Herbs & Foundational Wellness Support
We were privileged to be able to attend a featured presentation by Dr. Darin Ingels, author of The Lyme Solution last week. His talk of chronic infection, immune resilience and blueprint for the body’s detoxification pathways couldn’t have come at a better time. One of the biggest messages he drove home was that holistic medicine is not just a supplement to care: for many people, especially those grappling with chronic or recurrent infections, herbs can be foundational support.
As we head further into winter, this naturally got me thinking about botanicals that see us through the colder months. Burdock root, for instance, offers consistent liver and lymphatic support to help the body continuously remove waste effectively. Red root is a lymph mover, and it also makes us feel “flowy” internally, something that can be especially nice when our immune system needs to kick up circulation. Astragalus is a consistent tonic to help fortify the body before illness can set in, and echinacea will always be a classic friend in those initial moments when you start to feel yourself “coming down with something.” Warming, antimicrobial actions are even available in the form of some common kitchen herbs as basic as ginger and garlic that can be felt when cold temperatures begin to set in.
Balance & Boundaries
With finals just around the corner, balancing academics and stress management are even more important. Simple breathwork, particularly anything that has a longer exhale, can help to settle the nervous system and regain focus in the moment. Other ways to manage stress include adaptogenic herbs like ashwagandha, holy basil or rhodiola that can help provide either grounding or gentle stimulation, depending on what you need for the day. Even short movement breaks might reset mental fatigue better than hours of sitting for uninterrupted study. Creating clear study windows can also help ward off the kind of burnout that comes from attempting to work without boundaries.
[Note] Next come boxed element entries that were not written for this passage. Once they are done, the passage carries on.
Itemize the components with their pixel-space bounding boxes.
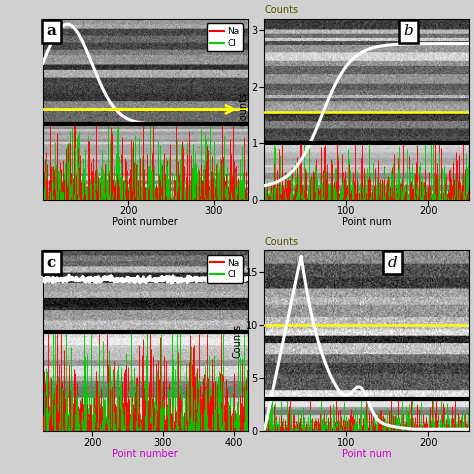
Text: Counts: Counts [264, 5, 298, 15]
Text: Counts: Counts [264, 237, 298, 247]
Text: d: d [387, 256, 397, 270]
X-axis label: Point number: Point number [112, 218, 178, 228]
Y-axis label: Counts: Counts [233, 324, 243, 358]
Legend: Na, Cl: Na, Cl [207, 24, 243, 51]
Y-axis label: Counts: Counts [239, 92, 249, 127]
X-axis label: Point num: Point num [342, 218, 392, 228]
X-axis label: Point number: Point number [112, 449, 178, 459]
Text: b: b [404, 24, 413, 38]
Text: a: a [47, 24, 56, 38]
X-axis label: Point num: Point num [342, 449, 392, 459]
Text: c: c [47, 256, 56, 270]
Legend: Na, Cl: Na, Cl [207, 255, 243, 283]
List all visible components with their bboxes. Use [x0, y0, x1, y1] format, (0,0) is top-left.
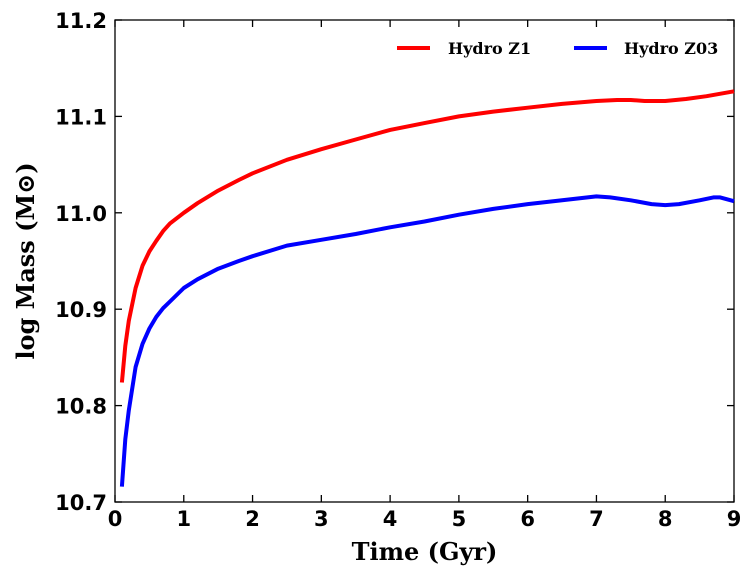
x-tick-label: 6 — [520, 507, 535, 531]
x-tick-label: 4 — [383, 507, 398, 531]
series-line-1 — [119, 194, 735, 487]
y-axis-label: log Mass (M⊙) — [11, 162, 40, 359]
x-tick-label: 2 — [245, 507, 260, 531]
series-lines — [119, 89, 735, 487]
y-tick-label: 11.0 — [55, 202, 107, 226]
x-tick-label: 3 — [314, 507, 329, 531]
y-tick-label: 11.2 — [55, 9, 107, 33]
y-tick-label: 10.8 — [55, 395, 107, 419]
y-tick-label: 10.7 — [55, 491, 107, 515]
y-tick-label: 10.9 — [55, 298, 107, 322]
x-tick-label: 0 — [108, 507, 123, 531]
x-tick-label: 9 — [727, 507, 742, 531]
plot-area — [114, 19, 735, 503]
x-axis-label: Time (Gyr) — [352, 537, 498, 566]
legend-label-hydro-z03: Hydro Z03 — [624, 39, 718, 58]
x-tick-label: 5 — [452, 507, 467, 531]
x-tick-label: 7 — [589, 507, 604, 531]
legend-label-hydro-z1: Hydro Z1 — [448, 39, 531, 58]
x-tick-label: 8 — [658, 507, 673, 531]
y-tick-label: 11.1 — [55, 105, 107, 129]
axis-ticks — [114, 19, 735, 503]
series-line-0 — [119, 89, 735, 383]
axis-tick-labels: 0 1 2 3 4 5 6 7 8 9 10.7 10.8 10.9 11.0 11.1 11.2 — [55, 9, 741, 531]
x-tick-label: 1 — [176, 507, 191, 531]
legend: Hydro Z1 Hydro Z03 — [397, 39, 718, 58]
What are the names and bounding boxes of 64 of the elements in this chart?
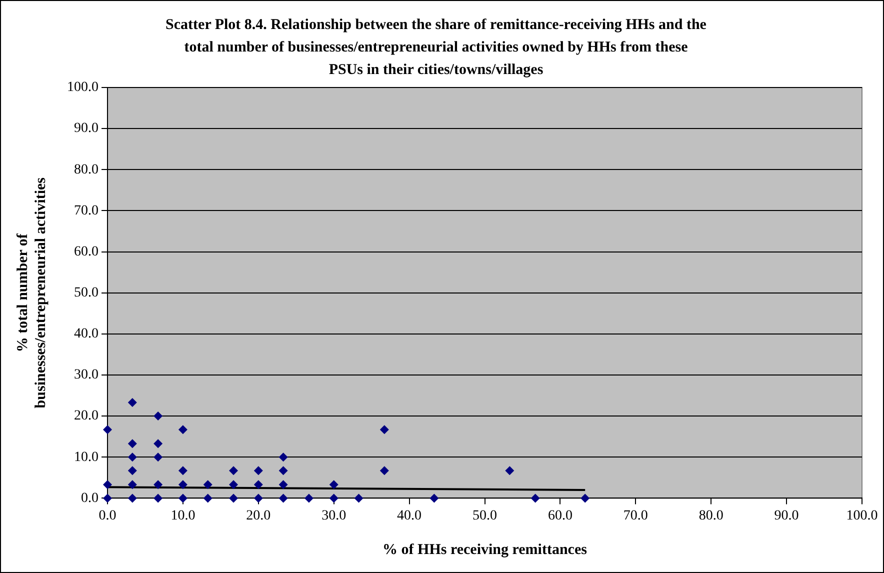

With winter looming, it’s also a good time to strengthen habits that promote long-term health. Hydration helps keep the body functioning smoothly, which is reason enough to drink up, even if it’s not usually at the top of mind when temperatures drop. Alkalizing, warming foods, teas and broths are used to improve circulation and digestion, as well as providing comfort on the longer study days. Starting to support your immune system before you feel rundown is just a better foundation, and sleep ranks as one of the best ways to protect both learning and immunity.
When snow comes, there is always the sense of a changeover, and it reflects what we’re doing as we wrap up the trimester. With intention, supporting herbs and a steady rhythm, we can enter into finals and winter with resilience, clarity and maybe even a little more ease.
Important: This blog does not constitute a medical recommendation or recommend a course of treatment. Consult with your health care provider before taking any pharmaceutical or supplement to ensure it’s right for you.